A slap to the ear can cause a stunning effect, greater than that of a punch.(granted the punch is not to the face) These techniques are called thunder claps for a reason. Weither or not you "pop" the ear drum, it can still cause more disorientation, and it is less likely you will injure your knuckles on someones skull. I have not heard of many people denying these techniques effectiveness in my 26 years of practice.


----------



## Tony (Apr 21, 2006)

We ahve practiced this technique but never had to use it! I try to practice all the techniques we don't use in sparring so I have more options. I would never enter any competitions because there are just too many rules. Anyway we practice this technique on a pad. Its surprisingly effective if you're a petit woman.


----------



## KenpoBruce2006 (Apr 24, 2006)

Love going to the ears. Whether boxing them or grabbing them.  Both are highly effective.  They stun easily and leave you the option to depart or finish, depending on the situation.  Watch a fighter take a ridge hand to one ear and he dropped like a sack of potatoes where he stood.  Out like a light.  We make great use of them.


----------



## Hand Sword (Apr 25, 2006)

HuH? What'd you say? I'm Where? 
	

	
	
		
		

		
			





  Did I win?


----------



## Koryuhoka (May 3, 2006)

ABSOLUTELY!


----------



## Ross (May 4, 2006)

scottcatchot said:
			
		

> Yes, I find it a good technique. Another technique that is good for front bear hug without arms pinned is knife hand striking the nerve that is at the base of thre neck on both sides at the same time (forgive me I can't remember the name of the nerve I will get back with the name) It is very effective I have used it and have had someone use it on me full force (sucks0 it made my shoulders lock up and my knees buckle. It put me down, but for a limited time. I am a large guy 6'1 and over 260 lbs. It wouldn't be a show stopper but really makes a large opening to flow into another technique.


 
Sir,
While I agree that this is an effective strike, when executed correctly (correct angles, target specifics etc) it can put someone down permamently. Striking nerves on opposite meridian lines can be fatal. I would assume that until now you have been lucky. 
However, when you know the exact targets and strike them correctly it will do more than lock up your shoulders and knees. 
If you practise this "full force" it is only a matter of time until you stumble across this. There are several "knockout guys" who specialise in seminars on this, please practise this with extreme caution.
Regards


----------



## Ross (May 4, 2006)

Reading the posts so far on this site about this I would suggest rather than a slap to the ear you should cup your hand and strike. This is called a compression strike and the trapped air in your hand is forced into the ear canal and disrupts the inner ear.
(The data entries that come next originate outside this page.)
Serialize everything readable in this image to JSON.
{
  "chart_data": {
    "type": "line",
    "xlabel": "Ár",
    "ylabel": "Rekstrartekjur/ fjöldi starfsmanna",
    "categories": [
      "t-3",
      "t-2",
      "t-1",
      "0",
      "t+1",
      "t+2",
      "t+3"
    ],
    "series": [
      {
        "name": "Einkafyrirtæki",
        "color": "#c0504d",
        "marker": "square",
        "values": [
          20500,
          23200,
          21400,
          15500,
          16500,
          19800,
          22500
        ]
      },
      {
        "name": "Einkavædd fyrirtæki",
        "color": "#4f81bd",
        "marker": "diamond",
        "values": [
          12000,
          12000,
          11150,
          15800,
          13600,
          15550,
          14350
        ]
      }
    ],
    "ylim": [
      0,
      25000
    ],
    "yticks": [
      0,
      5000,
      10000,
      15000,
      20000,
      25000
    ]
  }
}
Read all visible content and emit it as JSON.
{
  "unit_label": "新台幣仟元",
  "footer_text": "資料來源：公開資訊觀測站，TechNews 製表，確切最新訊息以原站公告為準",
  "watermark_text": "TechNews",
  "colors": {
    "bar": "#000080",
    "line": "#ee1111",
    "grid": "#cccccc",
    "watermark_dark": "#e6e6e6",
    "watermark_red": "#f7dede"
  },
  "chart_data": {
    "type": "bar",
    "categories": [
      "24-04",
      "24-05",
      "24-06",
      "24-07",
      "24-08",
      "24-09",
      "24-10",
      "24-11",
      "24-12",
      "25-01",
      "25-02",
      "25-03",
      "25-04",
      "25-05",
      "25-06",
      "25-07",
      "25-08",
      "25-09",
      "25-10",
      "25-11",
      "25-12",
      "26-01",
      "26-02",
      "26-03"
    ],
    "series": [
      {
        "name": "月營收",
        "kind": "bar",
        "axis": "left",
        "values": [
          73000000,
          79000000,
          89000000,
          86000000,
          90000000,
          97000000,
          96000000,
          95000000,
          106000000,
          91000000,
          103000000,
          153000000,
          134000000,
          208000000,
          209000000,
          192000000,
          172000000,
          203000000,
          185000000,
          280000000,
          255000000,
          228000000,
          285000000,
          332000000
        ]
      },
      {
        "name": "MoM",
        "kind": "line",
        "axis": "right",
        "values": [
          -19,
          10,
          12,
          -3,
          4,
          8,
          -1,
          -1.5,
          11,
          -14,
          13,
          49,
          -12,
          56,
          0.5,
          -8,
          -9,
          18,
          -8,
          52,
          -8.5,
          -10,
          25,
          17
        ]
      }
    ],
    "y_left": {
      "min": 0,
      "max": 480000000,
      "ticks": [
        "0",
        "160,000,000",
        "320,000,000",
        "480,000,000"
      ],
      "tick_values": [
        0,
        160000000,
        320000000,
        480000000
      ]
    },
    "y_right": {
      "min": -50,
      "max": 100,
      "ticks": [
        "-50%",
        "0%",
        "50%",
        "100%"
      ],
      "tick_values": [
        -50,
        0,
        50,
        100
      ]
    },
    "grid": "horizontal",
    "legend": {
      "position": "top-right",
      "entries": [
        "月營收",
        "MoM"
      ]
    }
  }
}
A pop is heard, the guy loses the ability to stand and unconscious can take hold.

In one of my classes a female practioner once dropped a much bigger and heavier guy using this technique and she kept saying after "I hardly touched him!". 

It is a very effective technique but must only be practised with caution. After all, I dont think any of us are here to knock people out each lesson - who would we play with?


----------